Armé de ses indulgences les plus pures, il s'éveilla à la lumière.
Raphaël quitta les lieux de manière presque indécente, ni les jeunes femmes ni Irus qui le croisa dans le corridor ne le virent ; c'était un des dons multiples que possédait Raphaël. Ce qu'Irus fit avec les deux jeunes femmes, il est bien trop aisé de le deviner et trop commun de le peindre, au détail près que les épines dorsales d'Haydée et de Charlotte se firent lécher et tressaillirent de plaisir.

Raphaël, une fois dehors, se trouva face à face avec lui-même, à la différence que le nouveau Raphaël était plus jeune de quatre années. Un sentiment de haine indicible s'empara du jeune homme, auquel se mélangea une profonde admiration envers la beauté juvénile. Était-il vrai que ce fut lui ? Non, il se connaissait, c'était chose impossible. Le double disparut, imprégnant l'esprit de Raphaël d'une trace fugace. Une fissure et Charlotte et Haydée apparurent torse nu à la fenêtre ; une incantation et elles fusionnèrent. Raphaël avala Irus et remonta à l'appartement.
En ouvrant la porte, c'était un silence de plomb et une inquiétude sexuelle, je crois que Charlotte avait pris le dessus, elle avait d'Haydée ses mains fantastiques. Charlotte et Raphaël se fixèrent l'instant d'une éternité, un vent onirique souffla entre leurs deux visages ; ils s'élancèrent l'un vers l'autre et se reconnurent ainsi comme frère et sœur. Raphaël aima la jeune femme ivre de liberté ; fatalement ils se complétaient.

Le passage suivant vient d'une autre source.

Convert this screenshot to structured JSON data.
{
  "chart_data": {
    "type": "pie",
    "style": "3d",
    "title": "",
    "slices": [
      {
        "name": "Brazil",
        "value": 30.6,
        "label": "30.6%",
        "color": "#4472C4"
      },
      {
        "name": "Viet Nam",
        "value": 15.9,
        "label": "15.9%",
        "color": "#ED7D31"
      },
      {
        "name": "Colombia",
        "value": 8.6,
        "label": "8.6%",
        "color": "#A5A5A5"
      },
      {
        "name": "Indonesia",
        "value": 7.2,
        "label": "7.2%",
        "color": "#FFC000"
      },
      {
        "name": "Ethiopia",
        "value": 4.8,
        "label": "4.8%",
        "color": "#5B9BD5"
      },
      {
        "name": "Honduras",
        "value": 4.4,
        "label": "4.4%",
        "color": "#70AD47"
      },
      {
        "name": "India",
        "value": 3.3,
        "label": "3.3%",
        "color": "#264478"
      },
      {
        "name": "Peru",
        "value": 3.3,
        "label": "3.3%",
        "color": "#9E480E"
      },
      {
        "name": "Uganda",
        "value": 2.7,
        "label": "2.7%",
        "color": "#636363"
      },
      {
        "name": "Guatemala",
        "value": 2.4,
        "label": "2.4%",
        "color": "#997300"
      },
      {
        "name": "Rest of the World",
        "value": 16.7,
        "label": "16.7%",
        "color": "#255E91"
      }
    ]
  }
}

Les suaves imprécations que Raphaël glissait à l'oreille de Charlotte évoquaient en elle un temps à jamais perdu, subitement les anciennes sensations la pénétrèrent follement. Les visions du jeune homme avaient fondu. Charlotte maîtrisait les consolations et les remèdes savants. Le lit rouge remua, la pomme blanche cracha la clef rouge, Raphaël d'instinct la saisit et vengea Irus. Il pénétra le sexe de Charlotte avec la clef rouge. Les yeux de Charlotte prirent une teinte sans pareille, elle connut la cristallisation. Je crois que Charlotte avait réussi la fusion avec la clef rouge. Raphaël était étendu sur le corps de Charlotte, qui palpitait tendrement, tandis qu'Irus crachait des folies.

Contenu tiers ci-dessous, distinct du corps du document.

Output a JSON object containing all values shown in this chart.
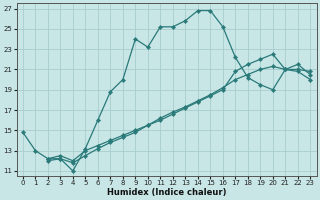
{
  "xlabel": "Humidex (Indice chaleur)",
  "xlim": [
    -0.5,
    23.5
  ],
  "ylim": [
    10.5,
    27.5
  ],
  "xticks": [
    0,
    1,
    2,
    3,
    4,
    5,
    6,
    7,
    8,
    9,
    10,
    11,
    12,
    13,
    14,
    15,
    16,
    17,
    18,
    19,
    20,
    21,
    22,
    23
  ],
  "yticks": [
    11,
    13,
    15,
    17,
    19,
    21,
    23,
    25,
    27
  ],
  "bg_color": "#c8e6e6",
  "grid_color": "#a8cccc",
  "line_color": "#2a7a7a",
  "line1_x": [
    0,
    1,
    2,
    3,
    4,
    5,
    6,
    7,
    8,
    9,
    10,
    11,
    12,
    13,
    14,
    15,
    16,
    17,
    18,
    19,
    20,
    21,
    22,
    23
  ],
  "line1_y": [
    14.8,
    13.0,
    12.2,
    12.2,
    11.0,
    13.2,
    16.0,
    18.8,
    20.0,
    24.0,
    23.2,
    25.2,
    25.2,
    25.8,
    26.8,
    26.8,
    25.2,
    22.2,
    20.2,
    19.5,
    19.0,
    21.0,
    20.8,
    20.0
  ],
  "line2_x": [
    2,
    3,
    4,
    5,
    6,
    7,
    8,
    9,
    10,
    11,
    12,
    13,
    14,
    15,
    16,
    17,
    18,
    19,
    20,
    21,
    22,
    23
  ],
  "line2_y": [
    12.2,
    12.5,
    12.0,
    13.0,
    13.5,
    14.0,
    14.5,
    15.0,
    15.5,
    16.2,
    16.8,
    17.3,
    17.9,
    18.5,
    19.2,
    20.0,
    20.5,
    21.0,
    21.3,
    21.0,
    21.0,
    20.8
  ],
  "line3_x": [
    2,
    3,
    4,
    5,
    6,
    7,
    8,
    9,
    10,
    11,
    12,
    13,
    14,
    15,
    16,
    17,
    18,
    19,
    20,
    21,
    22,
    23
  ],
  "line3_y": [
    12.0,
    12.2,
    11.8,
    12.5,
    13.2,
    13.8,
    14.3,
    14.8,
    15.5,
    16.0,
    16.6,
    17.2,
    17.8,
    18.4,
    19.0,
    20.8,
    21.5,
    22.0,
    22.5,
    21.0,
    21.5,
    20.5
  ]
}
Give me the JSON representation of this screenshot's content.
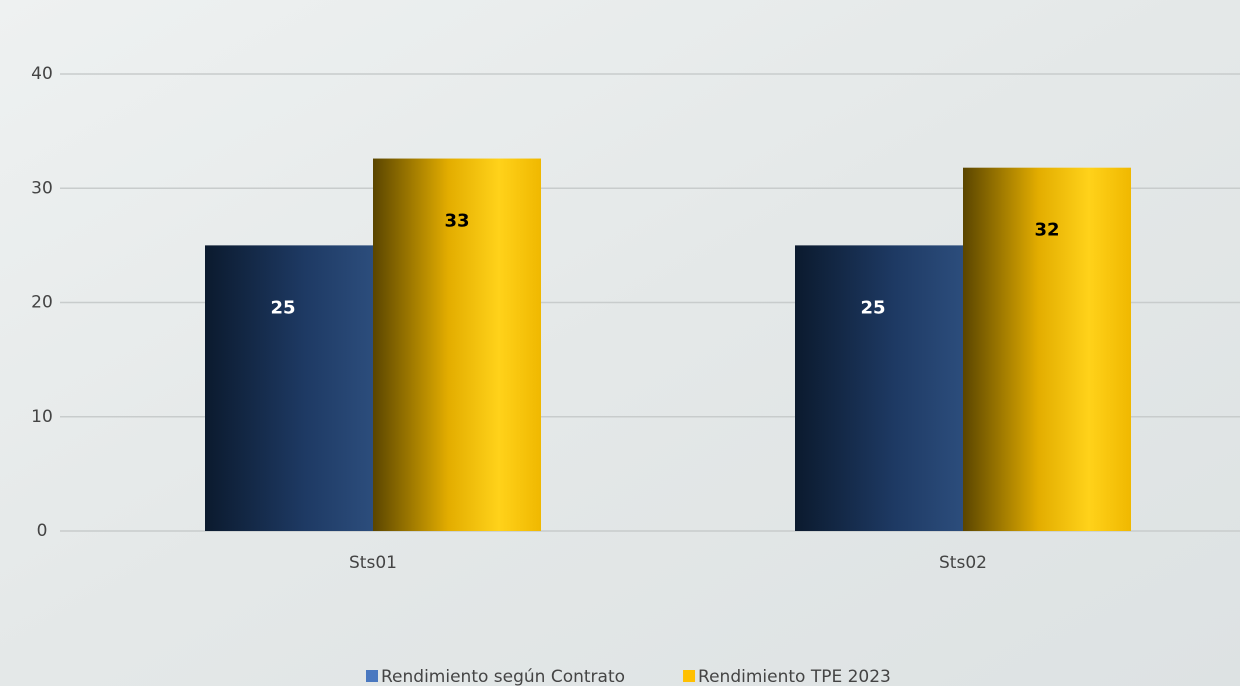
{
  "chart_data": {
    "type": "bar",
    "categories": [
      "Sts01",
      "Sts02"
    ],
    "series": [
      {
        "name": "Rendimiento según Contrato",
        "color": "#4a78c0",
        "values": [
          25,
          25
        ],
        "value_labels": [
          "25",
          "25"
        ]
      },
      {
        "name": "Rendimiento TPE 2023",
        "color": "#ffc000",
        "values": [
          32.6,
          31.8
        ],
        "value_labels": [
          "33",
          "32"
        ]
      }
    ],
    "ylim": [
      0,
      40
    ],
    "yticks": [
      0,
      10,
      20,
      30,
      40
    ],
    "grid": true
  }
}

Un papier de soie se dégagea timidement de la poitrine de Charlotte, on pouvait y lire, écrit en caractères minuscules :
 
 



J'ai senti un Génie qui ne demandait qu'à vivre.
Alors j'ai cherché les moyens de lui donner vie.
Quand je trouvai, je fus écrasé par Sa vision.
Il avait pour fidèles compagnons la joie et le bonheur, acolytes éternels.
Puis il s'en est allé, notant ainsi que pour l'atteindre, il fallait le vouloir.
Ainsi, il m'indiqua la voie, et je sais désormais où guider mes pas.